The official said there were no signs that North Korea was preparing for follow-on military tests, inlcuding another nuclear test. Several months after testing a Taepodong-2 missile in 2006, North Korea conducted its first test of a nuclear weapon.

“We have no indication that they are planning similar activity,” said the official. ”Following the 2006 missile attempt, months later, they detonated what I think is regarded is a nuclear device on the west coast. I am unaware of any stated intention to conduct a test. I just don’t have any indication of anything.”

“You could make a conclusion that it might have been a space launch, but not having any information from them beyond the announcement in advance of the launch, and not having done all the analysis yet on the data, I just can’t say one way or the other, whether it was a space launch, or an ICBM [intercontinental ballistic missile] test.”

“We have no indication that they are planning similar activity. Following the 2006 missile attempt, months later, they detonated what I think is regarded is a nuclear device on the west coast. I am unaware of any stated intention to conduct a test. I just don’t have any indication of anything,” the official said.

The official added that there was “zero” unusual activity aside from the rocket launch. Some experts have pointed to concerns about instability in the military – who are receiving fewer rice rations – as Kim Jong-il, the North Korea leader, recovers from an assumed stroke.

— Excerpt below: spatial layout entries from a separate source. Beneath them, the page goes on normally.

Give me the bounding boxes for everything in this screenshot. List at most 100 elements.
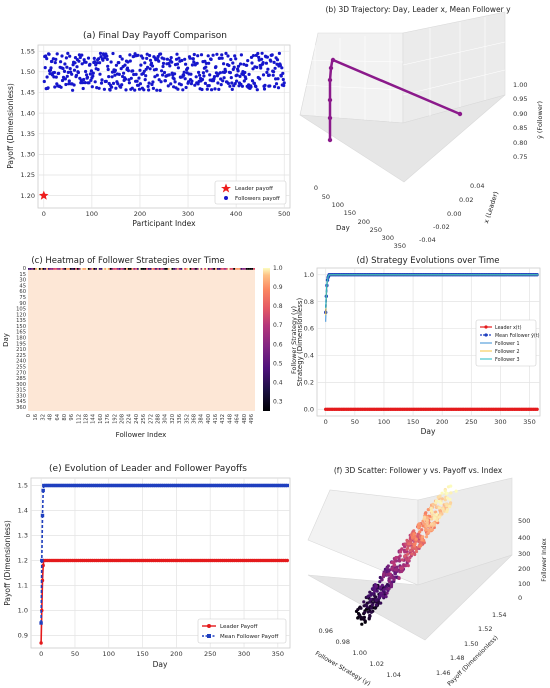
series-marker xyxy=(117,483,121,488)
follower-payoff-point xyxy=(236,64,241,68)
heatmap-cell xyxy=(113,268,116,270)
series-marker xyxy=(60,483,64,488)
e-xtick-label: 50 xyxy=(71,650,79,658)
heatmap-cell xyxy=(35,268,38,270)
series-marker xyxy=(133,483,137,488)
follower-payoff-point xyxy=(190,63,194,67)
series-marker xyxy=(62,483,66,488)
heatmap-cell xyxy=(109,268,112,270)
heatmap-cell xyxy=(166,268,168,270)
series-marker xyxy=(39,621,43,625)
a-ytick-label: 1.35 xyxy=(21,130,35,138)
scatter3d-point xyxy=(378,580,382,584)
series-marker xyxy=(153,483,158,488)
scatter3d-point xyxy=(424,511,428,515)
follower-payoff-point xyxy=(197,70,201,74)
series-marker xyxy=(234,483,239,488)
follower-payoff-point xyxy=(281,71,285,75)
follower-payoff-point xyxy=(72,68,77,72)
follower-payoff-point xyxy=(127,78,131,82)
f-z-ticks: 0 100 200 300 400 500 xyxy=(518,517,530,602)
scatter3d-point xyxy=(445,496,450,500)
heatmap-cell xyxy=(206,268,208,270)
follower-payoff-point xyxy=(81,86,85,91)
heatmap-cell xyxy=(93,268,96,270)
follower-payoff-point xyxy=(167,73,171,77)
c-ytick-label: 195 xyxy=(16,341,26,347)
series-marker xyxy=(129,483,133,488)
follower-payoff-point xyxy=(54,57,58,62)
follower-payoff-point xyxy=(113,68,117,72)
series-marker xyxy=(269,483,273,488)
heatmap-cell xyxy=(62,268,65,270)
follower-payoff-point xyxy=(53,61,57,65)
d-xtick-label: 350 xyxy=(523,418,535,426)
follower-payoff-point xyxy=(161,61,166,65)
follower-payoff-point xyxy=(45,75,49,79)
follower-payoff-point xyxy=(272,70,276,74)
follower-payoff-point xyxy=(142,88,146,92)
heatmap-cell xyxy=(57,268,59,270)
series-marker xyxy=(285,483,289,488)
follower-payoff-point xyxy=(184,62,188,66)
follower-payoff-point xyxy=(190,79,194,83)
e-xtick-label: 250 xyxy=(204,650,216,658)
scatter3d-point xyxy=(424,535,429,539)
c-xtick-label: 160 xyxy=(98,414,104,424)
scatter3d-point xyxy=(422,515,427,519)
follower-payoff-point xyxy=(109,60,113,64)
c-colorbar-tick: 0.5 xyxy=(273,360,283,367)
series-marker xyxy=(54,483,58,488)
follower-payoff-point xyxy=(163,79,167,83)
follower-payoff-point xyxy=(250,79,255,83)
follower-payoff-point xyxy=(123,63,127,67)
d-x-label: Day xyxy=(421,427,436,436)
follower-payoff-point xyxy=(110,85,114,89)
c-colorbar-tick: 1.0 xyxy=(273,265,283,272)
follower-payoff-point xyxy=(76,70,80,75)
f-z-tick: 0 xyxy=(518,594,522,602)
series-marker xyxy=(196,483,200,488)
heatmap-cell xyxy=(49,268,52,270)
follower-payoff-point xyxy=(159,80,163,84)
series-marker xyxy=(143,483,147,488)
c-xtick-label: 352 xyxy=(184,414,190,424)
follower-payoff-point xyxy=(257,58,261,62)
heatmap-cell xyxy=(71,268,74,270)
heatmap-cell xyxy=(129,268,132,270)
follower-payoff-point xyxy=(91,71,95,75)
follower-payoff-point xyxy=(113,73,117,77)
heatmap-cell xyxy=(120,268,123,270)
b-day-tick: 50 xyxy=(322,193,330,201)
follower-payoff-point xyxy=(212,75,217,79)
scatter3d-point xyxy=(412,529,416,533)
heatmap-cell xyxy=(95,268,97,270)
follower-payoff-point xyxy=(265,70,269,74)
follower-payoff-point xyxy=(61,66,65,71)
heatmap-cell xyxy=(171,268,174,270)
series-marker xyxy=(275,483,279,488)
b-traj-point xyxy=(327,97,333,103)
scatter3d-point xyxy=(420,528,424,532)
follower-payoff-point xyxy=(273,66,277,70)
follower-payoff-point xyxy=(114,86,118,90)
scatter3d-point xyxy=(435,512,439,517)
c-colorbar-ticks: 1.0 0.9 0.8 0.7 0.6 0.5 0.4 0.3 xyxy=(273,265,283,406)
e-legend: Leader Payoff Mean Follower Payoff xyxy=(197,618,287,644)
panel-a-legend: Leader payoff Followers payoff xyxy=(214,180,287,205)
follower-payoff-point xyxy=(235,79,239,83)
follower-payoff-point xyxy=(133,88,137,92)
scatter3d-point xyxy=(420,538,424,542)
follower-payoff-point xyxy=(99,55,103,59)
d-legend-label: Mean Follower ȳ(t) xyxy=(495,333,540,339)
follower-payoff-point xyxy=(81,81,85,85)
follower-payoff-point xyxy=(191,57,195,61)
scatter3d-point xyxy=(363,610,367,615)
heatmap-cell xyxy=(131,268,134,270)
b-z-tick: 1.00 xyxy=(513,81,527,89)
follower-payoff-point xyxy=(176,66,180,70)
f-y-tick: 1.48 xyxy=(450,654,464,662)
follower-payoff-point xyxy=(193,83,197,87)
heatmap-cell xyxy=(164,268,166,270)
a-legend-circle-marker xyxy=(224,196,228,200)
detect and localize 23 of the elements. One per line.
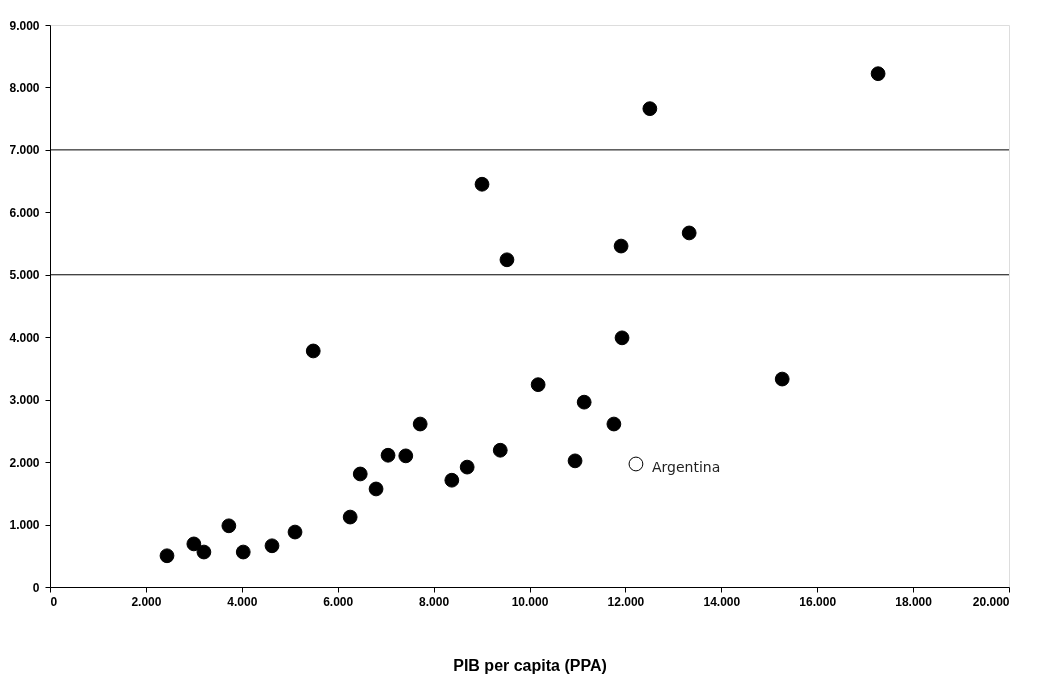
- x-tick-label: 12.000: [607, 594, 645, 609]
- y-tick-label: 5.000: [9, 268, 40, 283]
- x-axis-title: PIB per capita (PPA): [453, 656, 607, 674]
- y-tick-label: 3.000: [9, 393, 40, 408]
- x-tick-label: 16.000: [799, 594, 837, 609]
- y-tick-label: 7.000: [9, 143, 40, 158]
- y-tick-label: 9.000: [9, 18, 40, 33]
- x-tick-label: 0: [50, 594, 58, 609]
- x-tick-label: 6.000: [323, 594, 354, 609]
- y-tick-label: 6.000: [9, 205, 40, 220]
- x-tick-label: 20.000: [972, 594, 1010, 609]
- y-tick-label: 0: [32, 580, 40, 595]
- y-tick-label: 1.000: [9, 518, 40, 533]
- series-label: Argentina: [651, 458, 721, 475]
- y-tick-label: 8.000: [9, 80, 40, 95]
- y-tick-label: 2.000: [9, 455, 40, 470]
- y-tick-label: 4.000: [9, 330, 40, 345]
- x-tick-label: 10.000: [511, 594, 549, 609]
- x-tick-label: 2.000: [131, 594, 162, 609]
- x-tick-label: 4.000: [227, 594, 258, 609]
- x-tick-label: 18.000: [895, 594, 933, 609]
- x-tick-label: 14.000: [703, 594, 741, 609]
- x-tick-label: 8.000: [419, 594, 450, 609]
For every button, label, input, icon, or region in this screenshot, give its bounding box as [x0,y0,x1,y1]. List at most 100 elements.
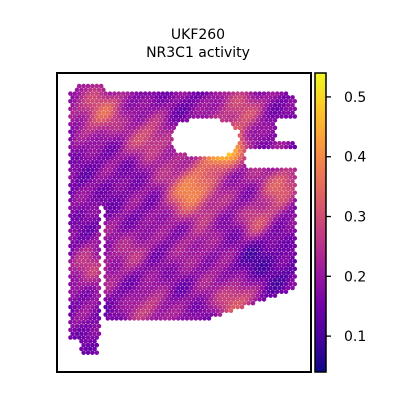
spot [138,182,144,188]
spot [259,186,265,192]
spot [193,285,199,291]
spot [246,247,251,253]
spot [191,205,196,211]
spot [72,266,78,272]
spot [114,186,119,192]
spot [129,205,135,211]
spot [182,159,188,165]
spot [156,175,161,180]
spot [178,220,183,226]
spot [142,281,148,287]
spot [283,91,289,96]
spot [151,114,157,119]
spot [180,239,185,245]
spot [248,205,254,211]
spot [184,255,190,260]
spot [70,186,75,192]
spot [193,209,199,214]
spot [85,144,91,150]
spot [261,182,267,188]
spot [118,285,124,291]
spot [142,312,148,317]
spot [270,144,276,150]
spot [171,316,177,321]
spot [248,91,254,96]
spot [136,217,141,222]
spot [228,209,234,214]
spot [268,110,273,115]
spot [200,274,205,279]
spot [156,198,161,203]
spot [90,198,95,203]
spot [288,167,293,173]
spot [169,259,174,264]
spot [120,281,126,287]
spot [259,278,265,283]
spot [228,285,234,291]
spot [164,98,170,104]
spot [68,236,73,241]
spot [281,217,287,222]
spot [107,266,113,272]
spot [85,228,91,234]
spot [268,285,273,291]
spot [92,163,97,169]
spot [283,106,289,112]
spot [178,228,183,234]
spot [224,232,229,237]
spot [103,175,108,180]
spot [85,190,91,195]
spot [195,205,201,211]
spot [268,247,273,253]
spot [107,228,113,234]
spot [74,87,80,93]
spot [235,182,240,188]
spot [277,140,282,146]
spot [285,110,291,115]
spot [255,209,260,214]
spot [120,297,126,302]
spot [171,308,177,314]
spot [228,255,234,260]
spot [182,114,188,119]
spot [248,228,254,234]
spot [233,232,238,237]
spot [217,289,223,295]
spot [226,167,232,173]
spot [186,182,192,188]
spot [246,201,251,207]
spot [217,198,223,203]
spot [215,308,221,314]
spot [244,129,249,134]
spot [158,293,163,298]
spot [224,102,229,108]
spot [131,300,137,306]
spot [147,243,152,249]
spot [76,228,82,234]
spot [151,190,157,195]
spot [96,232,102,237]
spot [145,278,150,283]
spot [195,236,201,241]
spot [235,190,240,195]
spot [173,297,179,302]
spot [191,304,196,310]
spot [116,251,122,256]
spot [288,259,293,264]
spot [241,232,247,237]
spot [184,201,190,207]
spot [237,110,243,115]
spot [211,194,216,199]
spot [178,167,183,173]
spot [118,293,124,298]
spot [120,266,126,272]
spot [255,224,260,230]
spot [237,186,243,192]
spot [134,137,139,142]
spot [138,312,144,317]
spot [164,213,170,218]
spot [270,236,276,241]
spot [197,262,203,268]
spot [151,289,157,295]
spot [239,159,245,165]
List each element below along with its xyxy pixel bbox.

The proposed UN statement would call on the UN sanctions committee to designate North Korean entities and goods that should be subject to sanctions under security council resolution 1718, passed in October 2006.

Unlike a resolution, the statement is technically non-binding on UN member states. The 2006 sanctions have not been effectively enforced, although UN member states are empowered to do so. Some diplomats questioned how much impact tightening the measures would have on isolated North Korea.